AAJ: The Covid crisis is proving to be an incredible challenge for so many of us. For those who rely on performing to an audience to make a living, it's creating an existential crisis. How has your personal experience been?

PB: One way of thinking of this year is that so many us, at different points in time, have sat down with friends, sharing a beer, and said 'if only I had the time at some point to do A, B and C.' For better or for worse, this might be the opportunity. So from a creative point of view, this year has been quite successful, although financially terrifying. We have to keep moving forward either way.

MH: I guess it has given us some creative possibilities. It's allowed us to experiment, try things out because either way we're not thinking about money. I had so much touring last year with The Comet is Coming, that I was actually praying for it to stop. Be careful what you wish for... Now I'm itching to play live again. But with every day that goes by, music is ceasing to be a viable way of making money which is terribly sad. What frightens me is that I don't know if the music industry will ever go back to what it was, and I'm not sure if I'll be able to adapt to new formats of performance, fully online for example. I need that realness and I'm not sure that I'll be able to get what I want out of music if I lose that.

PB: I've done a few things online, and yes you're definitely missing something, the contact with other humans, but you can get pretty close. It was a genuine creative exchange. I did one with Speaker's Corner. My friend Giles (Kwakebass) runs a business called The Room Studios and in the early stages of this we managed to get a good latency-free piece of software which allows you all to play as near as damnit in time from wherever you are over the internet.

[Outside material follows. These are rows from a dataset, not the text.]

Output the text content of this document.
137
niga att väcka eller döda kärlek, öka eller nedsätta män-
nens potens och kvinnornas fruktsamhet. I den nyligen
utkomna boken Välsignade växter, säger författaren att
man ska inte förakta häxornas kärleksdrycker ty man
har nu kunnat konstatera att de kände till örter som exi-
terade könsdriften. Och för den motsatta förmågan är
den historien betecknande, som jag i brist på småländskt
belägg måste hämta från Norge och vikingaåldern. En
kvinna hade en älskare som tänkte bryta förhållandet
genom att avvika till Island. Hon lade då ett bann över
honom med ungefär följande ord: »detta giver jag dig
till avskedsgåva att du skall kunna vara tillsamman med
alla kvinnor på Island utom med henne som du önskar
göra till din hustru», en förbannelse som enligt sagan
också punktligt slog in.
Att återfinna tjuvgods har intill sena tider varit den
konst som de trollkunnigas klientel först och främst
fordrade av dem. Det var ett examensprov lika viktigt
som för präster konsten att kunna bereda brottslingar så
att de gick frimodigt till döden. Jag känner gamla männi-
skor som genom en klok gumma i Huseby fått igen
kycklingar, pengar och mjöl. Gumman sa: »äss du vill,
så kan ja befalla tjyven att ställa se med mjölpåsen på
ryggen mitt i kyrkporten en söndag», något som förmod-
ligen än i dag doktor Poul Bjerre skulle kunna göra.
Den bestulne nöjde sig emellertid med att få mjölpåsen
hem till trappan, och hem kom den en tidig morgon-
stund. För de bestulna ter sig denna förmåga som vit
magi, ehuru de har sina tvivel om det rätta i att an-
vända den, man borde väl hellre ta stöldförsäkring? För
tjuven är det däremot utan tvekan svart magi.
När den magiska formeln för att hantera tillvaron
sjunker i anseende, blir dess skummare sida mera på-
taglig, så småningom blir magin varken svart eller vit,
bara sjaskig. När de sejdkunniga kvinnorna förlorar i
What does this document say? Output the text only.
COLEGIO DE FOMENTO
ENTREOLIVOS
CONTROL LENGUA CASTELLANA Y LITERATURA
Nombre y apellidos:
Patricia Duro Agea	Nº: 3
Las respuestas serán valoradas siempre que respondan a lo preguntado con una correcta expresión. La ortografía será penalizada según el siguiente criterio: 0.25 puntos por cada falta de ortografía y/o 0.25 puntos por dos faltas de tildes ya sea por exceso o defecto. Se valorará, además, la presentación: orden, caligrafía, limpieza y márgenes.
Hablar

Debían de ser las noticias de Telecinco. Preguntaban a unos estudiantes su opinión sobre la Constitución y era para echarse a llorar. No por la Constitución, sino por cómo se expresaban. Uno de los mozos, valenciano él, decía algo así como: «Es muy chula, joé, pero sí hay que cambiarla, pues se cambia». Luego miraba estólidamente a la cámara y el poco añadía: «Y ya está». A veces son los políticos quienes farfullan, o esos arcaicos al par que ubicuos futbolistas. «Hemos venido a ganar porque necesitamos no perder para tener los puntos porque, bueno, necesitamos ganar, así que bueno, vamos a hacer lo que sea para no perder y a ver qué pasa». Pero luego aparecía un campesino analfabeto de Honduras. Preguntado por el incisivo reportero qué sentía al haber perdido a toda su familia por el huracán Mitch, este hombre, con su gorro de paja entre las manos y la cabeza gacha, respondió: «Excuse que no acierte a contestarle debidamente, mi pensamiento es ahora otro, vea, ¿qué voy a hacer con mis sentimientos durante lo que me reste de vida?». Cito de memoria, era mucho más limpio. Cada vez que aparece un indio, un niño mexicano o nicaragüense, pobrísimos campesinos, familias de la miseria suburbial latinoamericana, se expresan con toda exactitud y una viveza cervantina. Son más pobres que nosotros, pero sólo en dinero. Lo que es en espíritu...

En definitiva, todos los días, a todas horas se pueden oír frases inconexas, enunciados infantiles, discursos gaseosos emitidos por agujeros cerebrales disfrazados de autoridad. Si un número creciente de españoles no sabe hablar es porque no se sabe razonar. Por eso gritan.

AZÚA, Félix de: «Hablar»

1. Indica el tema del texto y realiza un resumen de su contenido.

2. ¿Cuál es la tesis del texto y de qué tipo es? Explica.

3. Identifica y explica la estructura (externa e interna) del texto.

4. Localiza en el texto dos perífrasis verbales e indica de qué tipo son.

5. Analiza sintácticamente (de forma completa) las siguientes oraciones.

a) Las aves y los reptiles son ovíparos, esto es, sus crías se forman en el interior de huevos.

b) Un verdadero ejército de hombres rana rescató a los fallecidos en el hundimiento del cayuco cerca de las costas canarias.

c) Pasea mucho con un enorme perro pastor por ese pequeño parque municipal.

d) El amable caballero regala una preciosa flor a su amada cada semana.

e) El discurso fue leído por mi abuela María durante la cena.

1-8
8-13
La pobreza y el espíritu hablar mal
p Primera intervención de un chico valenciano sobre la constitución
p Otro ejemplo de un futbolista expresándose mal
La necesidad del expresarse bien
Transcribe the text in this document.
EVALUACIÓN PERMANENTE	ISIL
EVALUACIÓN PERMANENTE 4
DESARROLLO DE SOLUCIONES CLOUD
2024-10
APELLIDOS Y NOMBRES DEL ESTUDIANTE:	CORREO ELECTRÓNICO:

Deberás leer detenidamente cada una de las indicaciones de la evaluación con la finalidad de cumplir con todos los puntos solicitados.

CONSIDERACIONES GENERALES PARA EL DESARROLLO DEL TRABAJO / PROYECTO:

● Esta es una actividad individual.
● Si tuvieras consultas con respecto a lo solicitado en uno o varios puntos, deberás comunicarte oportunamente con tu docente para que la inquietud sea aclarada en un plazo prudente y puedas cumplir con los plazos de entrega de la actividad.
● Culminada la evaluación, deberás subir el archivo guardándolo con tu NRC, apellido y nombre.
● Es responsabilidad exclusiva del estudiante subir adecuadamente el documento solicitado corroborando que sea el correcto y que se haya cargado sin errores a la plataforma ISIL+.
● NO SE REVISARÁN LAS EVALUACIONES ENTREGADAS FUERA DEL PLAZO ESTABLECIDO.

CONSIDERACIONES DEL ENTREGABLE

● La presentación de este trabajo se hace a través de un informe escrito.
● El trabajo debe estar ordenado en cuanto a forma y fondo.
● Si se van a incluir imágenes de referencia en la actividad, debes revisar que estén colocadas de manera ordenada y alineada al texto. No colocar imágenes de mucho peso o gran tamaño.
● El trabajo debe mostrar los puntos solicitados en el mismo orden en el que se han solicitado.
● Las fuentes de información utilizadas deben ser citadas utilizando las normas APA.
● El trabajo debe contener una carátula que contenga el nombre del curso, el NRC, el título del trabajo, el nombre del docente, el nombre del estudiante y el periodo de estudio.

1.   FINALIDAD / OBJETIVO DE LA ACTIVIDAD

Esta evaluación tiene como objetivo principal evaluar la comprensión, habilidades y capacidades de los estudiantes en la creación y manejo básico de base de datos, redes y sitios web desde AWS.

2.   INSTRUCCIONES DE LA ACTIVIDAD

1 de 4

We were able to get that out there into the world. It was for Kate Tempest's Live at Focus Music festival. Room Studios has done a lot of these live jams.

AAJ: Are you able to keep the drive going? To keep creating?

MH: For now I suppose so. But I think unfortunately there's worse things coming down the pipeline. Without wanting to be a doomsayer, I think that with the additional challenges of global warming, the addictiveness of technology, the fragmentation of reality that comes with, and the weakness of the human mind to sustain that addictiveness, is driving us to a dark place.

PB: At the core of it, somewhat selfishly, we keep going, hanging on to this as much as possible because it's what we love.